We were aimless because the trattoria that was recommended to us was closed, so our first night plan had flittered away.

Being a flâneur is a serious business in Venice, there are bridges to be found and a million things to look at. After 3 or 4 hours of flaneuring our feet were exhausted and our bellies were still empty. Time to retrace our steps to an Osterie that attracted us because of what it didn’t sell.

No Lasagne, no pizza.

It was also opposite a gorgeous green door.

And as it turned out, they sold some pretty amazing seafood.

The Finest of Food for Feeding Footsore Flâneurs.

#727 theoldmortuary ponders.

Do you trust your instincts?

I do trust my instincts to hunt for interesting images, but for accurate travelling I trust the App Citymapper far more. Our last few days in Rome and the daily 20,000 step count has got us to exactly where we have needed to be, thanks to Citymapper. Once we have delivered ourselves to the right location it is time to trust instinct to fine tune the hunt for the unusual. Rome was extraordinarily full of texture, history and Faith.

There is an awful lot of bling involved in Catholicism, not my thing at all. But I found a simple iron cross, some   Sgraffito and some votive candles in a tiny back street. I layered the three together to get a much more humble image of  the textures of Christianity than is normal for Rome.

Texture was definitely the defining experience of walking around Rome.
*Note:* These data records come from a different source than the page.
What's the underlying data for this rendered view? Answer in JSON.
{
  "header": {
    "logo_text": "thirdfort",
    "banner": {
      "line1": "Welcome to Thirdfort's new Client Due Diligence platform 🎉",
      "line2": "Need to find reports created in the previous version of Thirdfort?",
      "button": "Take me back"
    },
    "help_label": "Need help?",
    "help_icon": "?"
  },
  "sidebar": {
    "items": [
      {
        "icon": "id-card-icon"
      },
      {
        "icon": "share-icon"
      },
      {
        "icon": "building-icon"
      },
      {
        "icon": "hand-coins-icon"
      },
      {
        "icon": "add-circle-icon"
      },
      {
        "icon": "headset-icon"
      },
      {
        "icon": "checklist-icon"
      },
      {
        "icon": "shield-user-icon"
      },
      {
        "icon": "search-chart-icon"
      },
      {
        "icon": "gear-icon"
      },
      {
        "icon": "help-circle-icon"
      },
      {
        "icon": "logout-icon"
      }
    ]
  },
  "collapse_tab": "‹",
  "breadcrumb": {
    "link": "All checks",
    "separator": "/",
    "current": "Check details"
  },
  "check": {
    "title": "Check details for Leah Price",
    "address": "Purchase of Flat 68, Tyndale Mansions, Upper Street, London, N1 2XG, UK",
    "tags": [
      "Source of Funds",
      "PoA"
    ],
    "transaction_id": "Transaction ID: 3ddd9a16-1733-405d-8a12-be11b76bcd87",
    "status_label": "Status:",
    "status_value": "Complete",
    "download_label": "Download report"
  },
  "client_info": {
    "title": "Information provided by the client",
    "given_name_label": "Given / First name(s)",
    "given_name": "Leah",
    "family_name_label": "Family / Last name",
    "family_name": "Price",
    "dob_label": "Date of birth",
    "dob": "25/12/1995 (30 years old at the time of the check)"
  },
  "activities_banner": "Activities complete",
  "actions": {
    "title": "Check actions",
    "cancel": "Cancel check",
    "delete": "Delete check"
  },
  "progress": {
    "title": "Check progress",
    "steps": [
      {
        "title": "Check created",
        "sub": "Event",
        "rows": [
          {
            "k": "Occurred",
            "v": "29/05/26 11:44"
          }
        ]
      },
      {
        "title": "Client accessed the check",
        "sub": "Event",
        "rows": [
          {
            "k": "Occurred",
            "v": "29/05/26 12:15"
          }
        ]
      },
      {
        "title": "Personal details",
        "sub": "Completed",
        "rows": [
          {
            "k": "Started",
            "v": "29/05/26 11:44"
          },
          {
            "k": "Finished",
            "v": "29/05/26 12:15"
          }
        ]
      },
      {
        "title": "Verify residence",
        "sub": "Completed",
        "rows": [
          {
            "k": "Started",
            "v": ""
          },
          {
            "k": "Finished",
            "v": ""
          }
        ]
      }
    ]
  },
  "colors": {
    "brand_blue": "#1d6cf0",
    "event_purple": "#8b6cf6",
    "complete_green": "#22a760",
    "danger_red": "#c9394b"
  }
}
Everything is beautiful and fascinating but the small unplanned details stopped us in our tracks.

Every excursion challenged our feet and minds. Pavements were poorly maintained but older cobbled areas maintained their integrity.

Gorgeous buildings were connected by slightly tatty walls but with so much more interest than a perfectly plastered finish

But history also found its way through perfect plastering.

And old doors told other stories.

New doors too get a bit of a tweak.

Even beige can be interesting in a new city.